About 56 percent are students of color, with 35 percent from minorities who are underrepresented in STEM fields — blacks, Latinos and Native Americans.

“We have the most diverse college at UMass Boston, which is not that typical for STEM,” said Andrew Grosovsky, dean of the College of Mathematics and Science.

In 2010, Forbes magazine rated the best colleges for underrepresented minorities in STEM, based on whether student diversity in those fields matched the school’s overall enrollment. Twenty schools made the list, including UMass Lowell.

With its increased diversity, UMass Boston would break into the top 20, because its enrollment of underrepresented minorities in STEM slightly exceeds their 32 percent in the entire student body.

But Grosovsky knows that bringing in students of color is not enough — seeing them graduate is what matters. On that measure, UMass Boston also appears to be making progress.

About 40 percent of those STEM freshmen who entered in 2009 and also benefitted from new academic supports graduated after four years, nearly all in STEM fields — a degree completion rate comparable to the national level.
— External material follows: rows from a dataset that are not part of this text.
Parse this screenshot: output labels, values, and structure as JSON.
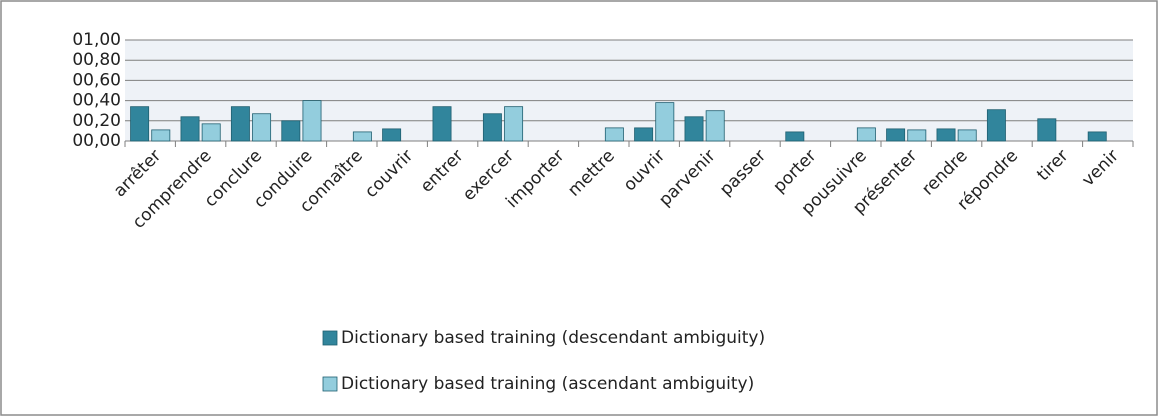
{
  "chart_data": {
    "type": "bar",
    "categories": [
      "arrêter",
      "comprendre",
      "conclure",
      "conduire",
      "connaître",
      "couvrir",
      "entrer",
      "exercer",
      "importer",
      "mettre",
      "ouvrir",
      "parvenir",
      "passer",
      "porter",
      "pousuivre",
      "présenter",
      "rendre",
      "répondre",
      "tirer",
      "venir"
    ],
    "series": [
      {
        "name": "Dictionary based training (descendant ambiguity)",
        "color": "#31859c",
        "values": [
          0.34,
          0.24,
          0.34,
          0.2,
          0,
          0.12,
          0.34,
          0.27,
          0,
          0,
          0.13,
          0.24,
          0,
          0.09,
          0,
          0.12,
          0.12,
          0.31,
          0.22,
          0.09
        ]
      },
      {
        "name": "Dictionary based training (ascendant ambiguity)",
        "color": "#93cddd",
        "values": [
          0.11,
          0.17,
          0.27,
          0.4,
          0.09,
          0,
          0,
          0.34,
          0,
          0.13,
          0.38,
          0.3,
          0,
          0,
          0.13,
          0.11,
          0.11,
          0,
          0,
          0
        ]
      }
    ],
    "ylim": [
      0,
      1
    ],
    "yticks": [
      {
        "value": 0,
        "label": "00,00"
      },
      {
        "value": 0.2,
        "label": "00,20"
      },
      {
        "value": 0.4,
        "label": "00,40"
      },
      {
        "value": 0.6,
        "label": "00,60"
      },
      {
        "value": 0.8,
        "label": "00,80"
      },
      {
        "value": 1,
        "label": "01,00"
      }
    ],
    "grid": true,
    "legend": "bottom"
  }
}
Grosovsky estimates a similar proportion of underrepresented minorities in that group completed their degrees.

From tracking credit hours and grades, Grosovsky expects graduation rates to rise above 50 percent, reflecting the increased number of students who received academic supports in successive freshmen classes.

Both Chancellor J. Keith Motley and Grosovsky said the effort is off to a good start, but acknowledged that boosting STEM diversity on commencement day remains a work in progress.

“It’s exciting. We’re still writing the story. We’re on chapter one,” Motley said.

Since arriving from the University of California, Riverside, in 2007, Grosovsky has launched a number of initiatives to improve student success and diversity.

The lynchpin are “Freshmen Success Communities” of up to two dozen students with same major who are grouped together in their first-year courses. The communities reflect the college’s diversity. A professor advises each group and instructs members in a required freshman seminar.

The communities are academic support groups that better connect their members to the commuter school. Grosovsky compares the communities to undergraduate houses at Harvard, where he earned a doctorate in biology.

“We had to create a greater sense of engagement and belonging,” the dean explained. “We wanted them to engage with other students, faculty, advisors, academic support staff. We wanted them to feel this is their university.”

The college gradually has increased the number of communities until more than half of current freshmen belong to one. The number of students who return for a second year, a key milestone en route to graduation, has gone up.

“Students are staying here because they’re supporting each other,” Motley said. “They’re getting support ‘round the clock with each other, with the social media that they use, the studying together that they’re doing with the faculty members.”